I'm new here, and very happy to hear that it is possible to breed piranha. I had rbp a few years ago, but got rid of them when my filter and heater broke in the same day. I was always told that they dont bread in captivity. Now I have just bought some more little ones 2 weeks ago. I bought 7, but the 2 smallest runty ones died, and now I have 5 healthy good looking ones.

oh and do you guys buy from pet stores or have fish shipped live or what? only piranha I usually see in pet stores are red bellys. I wouldn't mind mixing in some terns. I see some of you even have Piraya.

anyway. can I see some pictures/video of some breading piranha, eggs, fry, or anything else cool and breeding piranha related? I've found alot of pictures on this site, but none of eggs or babys or anything like that.


----------



## Fry (Oct 9, 2005)

Click me for breeding video!


----------



## rocker (Aug 12, 2005)

heres some info and pics
http://www.piranha-fury.com/information/article.php?id=12
http://www.piranha-fury.com/information/article.php?id=11


----------



## Leasure1 (Jul 24, 2006)

You heard wrong


----------



## ...Jay... (Nov 2, 2006)

this stuff is sweet! yea I definentily heard wrong. I went through this whole section and looked at all the threads with attactments and have seen tons of eggs/fry. They should all be put in one place so people can see them easier.

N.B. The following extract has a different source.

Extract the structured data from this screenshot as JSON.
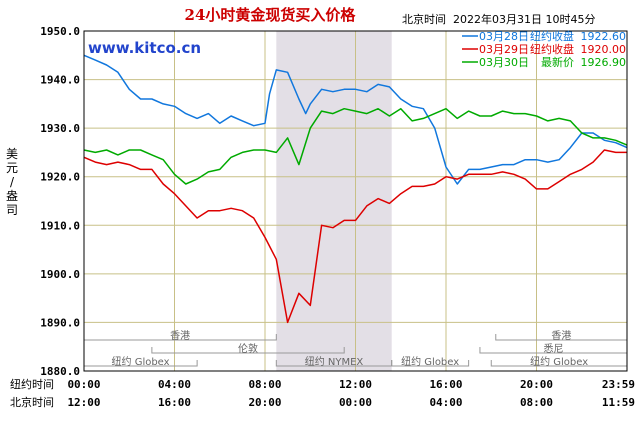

and FRY you should add that to the downloads/video section! There are only feeding videos in there.

anyway, I'm very happy to see that you guys have figured out so much about breeding these guys. Hopefully I can get mine to hump when they grow up


----------



## Leasure1 (Jul 24, 2006)

> I went through this whole section and looked at all the threads with attactments and have seen tons of eggs/fry. They should all be put in one place so people can see them easier.


They are all put in one place. THE BREEDING FORUM!!!



> and FRY you should add that to the downloads/video section! There are only feeding videos in there


And I have suggested to the mods several times this vid be put in the correct place, but they couldn't care less.


----------